The remaining houses on the estate would have been in touching distance of the railway, and many argued the entire site should have been brought up to make way for construction of a 20 metre high viaduct.
Rachel Ridler says the Shimmer estate was a "budding community" before it was marked to be bulldozed for HS2.
Transport secretary, Grant Shapps, announced on Thursday that that the eastern leg of HS2 will be scrapped between the East Midlands and Leeds, leaving those who had been forced out of their former home angry at the stress they were put through.
Rachel Ridler is one of many Shimmer estate former residents who feels she was forced out of her home for nothing in light of Thursday's announcement.
Ms Ridler and her husband left the estate three years ago after, ending two extremely stressful years for the family.
She says there would be a removal van every few weeks, the constant flux of residents eroding the community spirit of the estate. Half built houses were left abandoned as the developers left the project knowing no one would buy a home in the shadow of a major railway line. The estate "ran to ruin" as people began to neglect their homes.
The family had planned to make their house of the Shimmer estate their home for many years among what Ms Ridler describes as a "budding community". They also lost out financially as the compensation they were offered did not meet the expense of buying another property. Ms Ridler claims houses were undervalued and residents did not get the compensation they deserved for the stress they were put through. She says many of her former neighbours remain angry at their treatment. Few people who lived on the estate who lived there in 2016 remain.
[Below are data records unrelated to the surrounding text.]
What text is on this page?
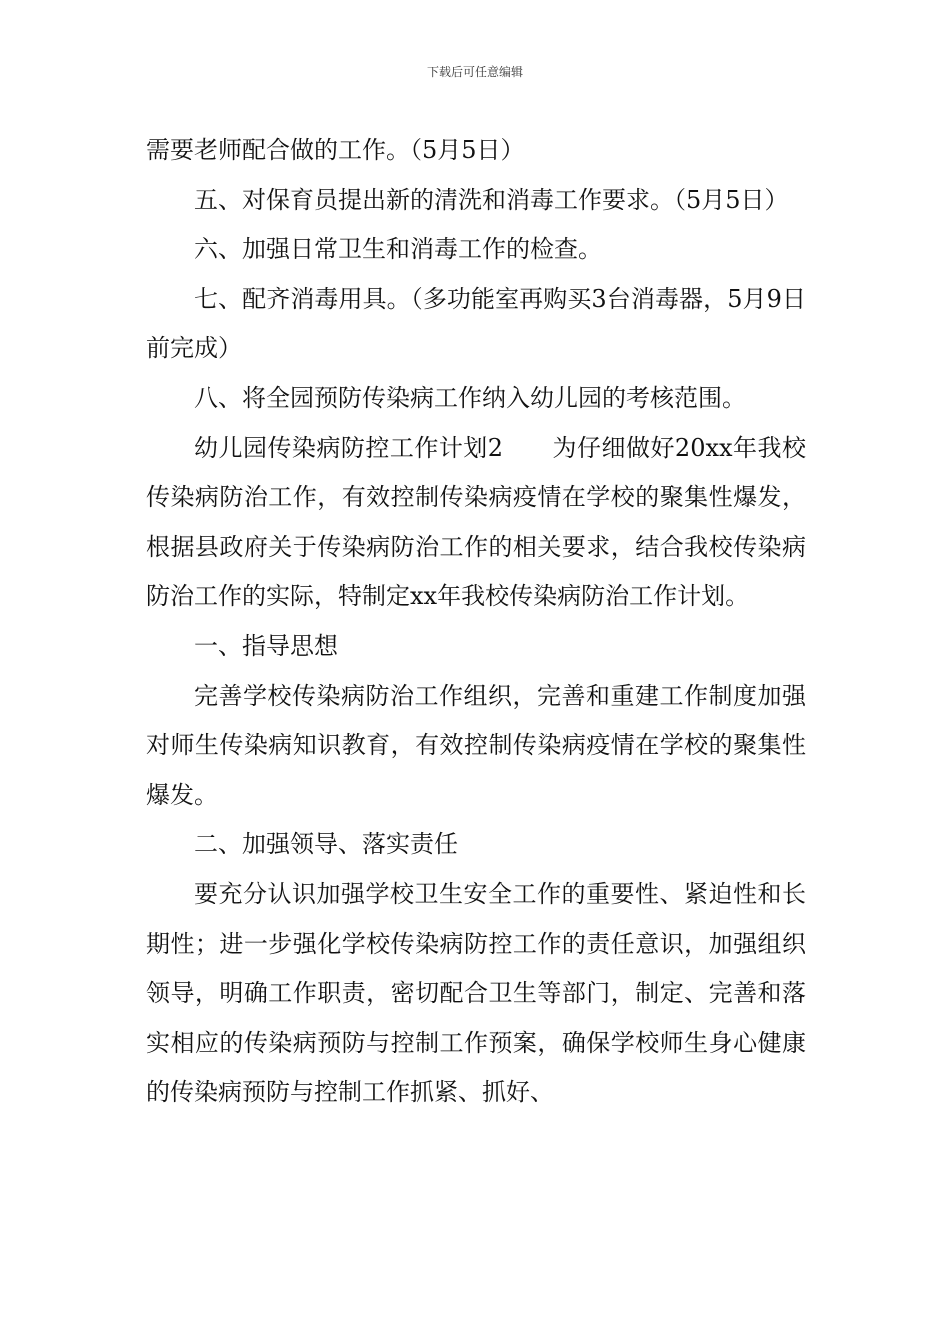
下载后可任意编辑

需要老师配合做的工作。（5月5日）

五、对保育员提出新的清洗和消毒工作要求。（5月5日）

六、加强日常卫生和消毒工作的检查。

七、配齐消毒用具。（多功能室再购买3台消毒器，5月9日前完成）

八、将全园预防传染病工作纳入幼儿园的考核范围。

幼儿园传染病防控工作计划2　　为仔细做好20xx年我校传染病防治工作，有效控制传染病疫情在学校的聚集性爆发，根据县政府关于传染病防治工作的相关要求，结合我校传染病防治工作的实际，特制定xx年我校传染病防治工作计划。

一、指导思想

完善学校传染病防治工作组织，完善和重建工作制度加强对师生传染病知识教育，有效控制传染病疫情在学校的聚集性爆发。

二、加强领导、落实责任

要充分认识加强学校卫生安全工作的重要性、紧迫性和长期性；进一步强化学校传染病防控工作的责任意识，加强组织领导，明确工作职责，密切配合卫生等部门，制定、完善和落实相应的传染病预防与控制工作预案，确保学校师生身心健康的传染病预防与控制工作抓紧、抓好、
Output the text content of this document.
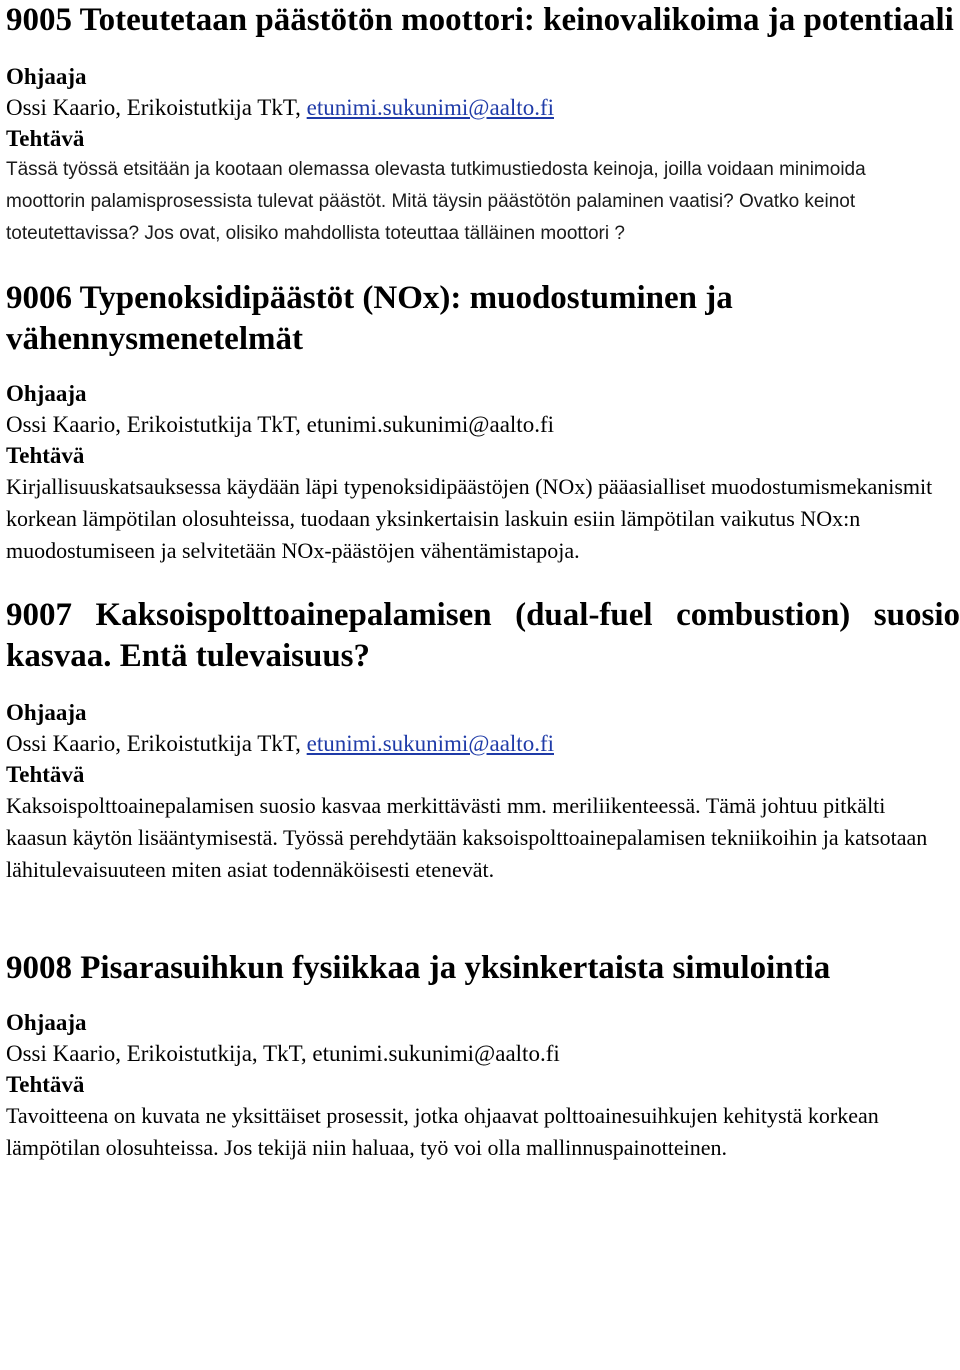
9005 Toteutetaan päästötön moottori: keinovalikoima ja potentiaali

Ohjaaja

Ossi Kaario, Erikoistutkija TkT, etunimi.sukunimi@aalto.fi

Tehtävä

Tässä työssä etsitään ja kootaan olemassa olevasta tutkimustiedosta keinoja, joilla voidaan minimoida moottorin palamisprosessista tulevat päästöt. Mitä täysin päästötön palaminen vaatisi? Ovatko keinot toteutettavissa? Jos ovat, olisiko mahdollista toteuttaa tälläinen moottori ?

9006 Typenoksidipäästöt (NOx): muodostuminen ja vähennysmenetelmät

Ohjaaja

Ossi Kaario, Erikoistutkija TkT, etunimi.sukunimi@aalto.fi

Tehtävä

Kirjallisuuskatsauksessa käydään läpi typenoksidipäästöjen (NOx) pääasialliset muodostumismekanismit korkean lämpötilan olosuhteissa, tuodaan yksinkertaisin laskuin esiin lämpötilan vaikutus NOx:n muodostumiseen ja selvitetään NOx-päästöjen vähentämistapoja.

9007 Kaksoispolttoainepalamisen (dual-fuel combustion) suosio kasvaa. Entä tulevaisuus?

Ohjaaja

Ossi Kaario, Erikoistutkija TkT, etunimi.sukunimi@aalto.fi

Tehtävä

Kaksoispolttoainepalamisen suosio kasvaa merkittävästi mm. meriliikenteessä. Tämä johtuu pitkälti kaasun käytön lisääntymisestä. Työssä perehdytään kaksoispolttoainepalamisen tekniikoihin ja katsotaan lähitulevaisuuteen miten asiat todennäköisesti etenevät.

9008 Pisarasuihkun fysiikkaa ja yksinkertaista simulointia

Ohjaaja

Ossi Kaario, Erikoistutkija, TkT, etunimi.sukunimi@aalto.fi

Tehtävä

Tavoitteena on kuvata ne yksittäiset prosessit, jotka ohjaavat polttoainesuihkujen kehitystä korkean lämpötilan olosuhteissa. Jos tekijä niin haluaa, työ voi olla mallinnuspainotteinen.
Ms Ridler tells ITV News: "It's a real shame that they've destroyed what was kind of a budding community on the Shimmer, an estate where new neighbours were moving in and getting to know each other, and it had that hope of being a beautiful place to live.
"And they destroyed that. The first year after the announcement, obviously people stopped looking after the houses. If it's not going to be your house, you don't look after it, do you? And you'd see every week a moving van, come onto the estate and someone else move off. It was like a dagger to your heart every week."
She continues: "It was a really horrible couple of years after the news, there were half built houses that it just abandoned and the far end of the estate just went to kind of just run to ruin where there was no point in the build in the last 20 or 30 houses because who was going to buy and buy them on a kind of condemned estate.
"A year when you could say there just wasn't any point. It wasn't the place that we'd dream of the future that we brought into.
"We joined with the host of neighbours who applied to sell the houses to the government and started that process, not knowing where we wanted to go or or anything. And we chose to move to the furthest side of Doncaster."
She says she felt people were treated "appallingly"
"To decide on a route and then to pushed envelopes through people's doorsteps at six in the morning, so you wake up and that news is just sat on your on your doormat. It was horrible."